Sur les frais du litige :

9. Il y a lieu, dans les circonstances de l'espèce, sous réserve que Me Danset-Vergoten, avocate de Mme A, renonce à percevoir la somme correspondant à la part contributive de l'Etat et sous réserve de l'admission définitive de sa cliente à l'aide juridictionnelle, de mettre à la charge de l'Etat le versement à Me Danset-Vergoten de la somme de 800 euros. Dans le cas où l'aide juridictionnelle ne serait pas accordée à Mme A par le bureau d'aide juridictionnelle, la somme de 800 euros sera versée à Mme A.

O R D O N N E :

Article 1er : Mme A est admise, à titre provisoire, au bénéfice de l'aide juridictionnelle.

Article 2 : L'exécution de la décision implicite par laquelle le préfet du Nord a refusé à Mme A le renouvellement de son titre de séjour est suspendue, jusqu'à ce qu'il soit statué au fond sur sa légalité.

Article 3 : Il est enjoint au préfet du Nord de procéder au réexamen de la demande de Mme A et d'édicter une décision expresse à son issue, dans un délai d'un mois à compter de la notification de la présente ordonnance.
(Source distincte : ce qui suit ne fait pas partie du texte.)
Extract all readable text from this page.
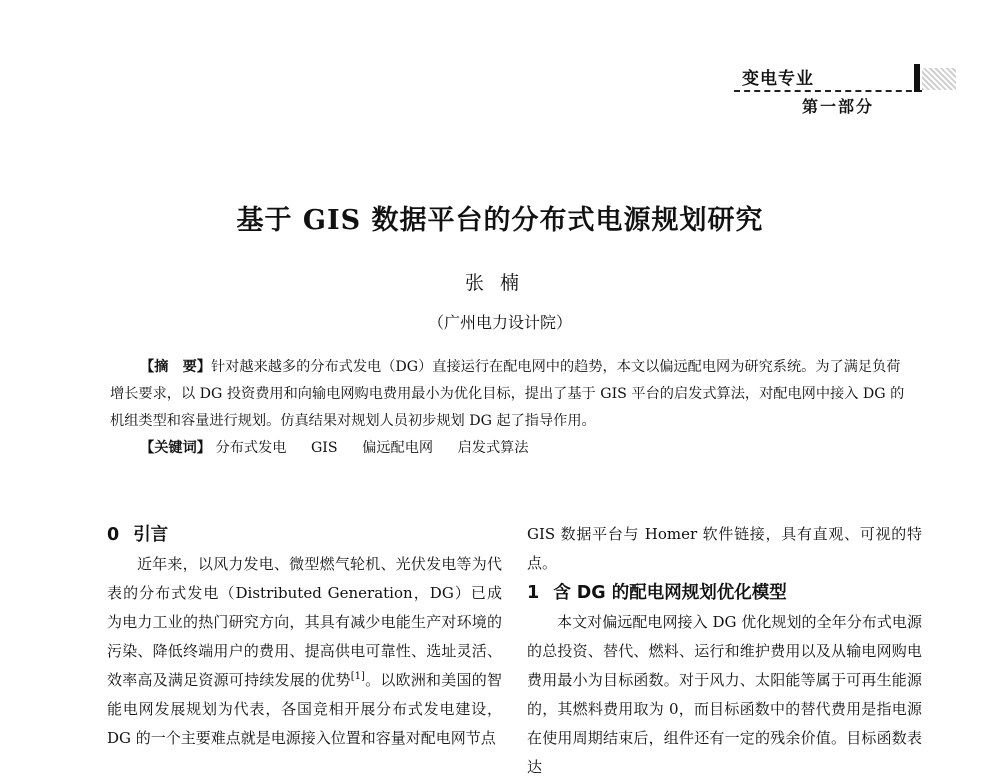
变电专业
第一部分
基于 GIS 数据平台的分布式电源规划研究
张楠
（广州电力设计院）

【摘　要】针对越来越多的分布式发电（DG）直接运行在配电网中的趋势，本文以偏远配电网为研究系统。为了满足负荷增长要求，以 DG 投资费用和向输电网购电费用最小为优化目标，提出了基于 GIS 平台的启发式算法，对配电网中接入 DG 的机组类型和容量进行规划。仿真结果对规划人员初步规划 DG 起了指导作用。

【关键词】 分布式发电 GIS 偏远配电网 启发式算法

0 引言

近年来，以风力发电、微型燃气轮机、光伏发电等为代表的分布式发电（Distributed Generation，DG）已成为电力工业的热门研究方向，其具有减少电能生产对环境的污染、降低终端用户的费用、提高供电可靠性、选址灵活、效率高及满足资源可持续发展的优势[1]。以欧洲和美国的智能电网发展规划为代表，各国竞相开展分布式发电建设，DG 的一个主要难点就是电源接入位置和容量对配电网节点

GIS 数据平台与 Homer 软件链接，具有直观、可视的特点。

1 含 DG 的配电网规划优化模型

本文对偏远配电网接入 DG 优化规划的全年分布式电源的总投资、替代、燃料、运行和维护费用以及从输电网购电费用最小为目标函数。对于风力、太阳能等属于可再生能源的，其燃料费用取为 0，而目标函数中的替代费用是指电源在使用周期结束后，组件还有一定的残余价值。目标函数表达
Article 4 : Sous réserve de l'admission définitive de Mme A à l'aide juridictionnelle et sous réserve que Me Danset-Vergoten renonce à percevoir la somme correspondant à la part contributive de l'Etat, ce dernier versera à Me Danset-Vergoten, avocate de Mme A, une somme de 800 euros en application des dispositions du deuxième alinéa de l'article 37 de la loi du 10 juillet 1991. Dans le cas où l'aide juridictionnelle ne serait pas accordée à Mme A par le bureau d'aide juridictionnelle, la somme de 800 euros sera versée à Mme A.

Article 5 : Le surplus des conclusions de la requête de Mme A est rejeté.

Article 6 : La présente ordonnance sera notifiée à Mme B A et au ministre de l'intérieur et des outre-mer.

Copie sera transmise, pour information, au préfet du Nord.

Fait à Lille, le 26 juillet 2024.

La juge des référés,

signé

J. FEMENIA

La République mande et ordonne au ministre de l'intérieur et des outre-mer en ce qui le concerne ou à tous commissaires de justice à ce requis en ce qui concerne les voies de droit commun contre les parties privées, de pourvoir à l'exécution de la présente décision.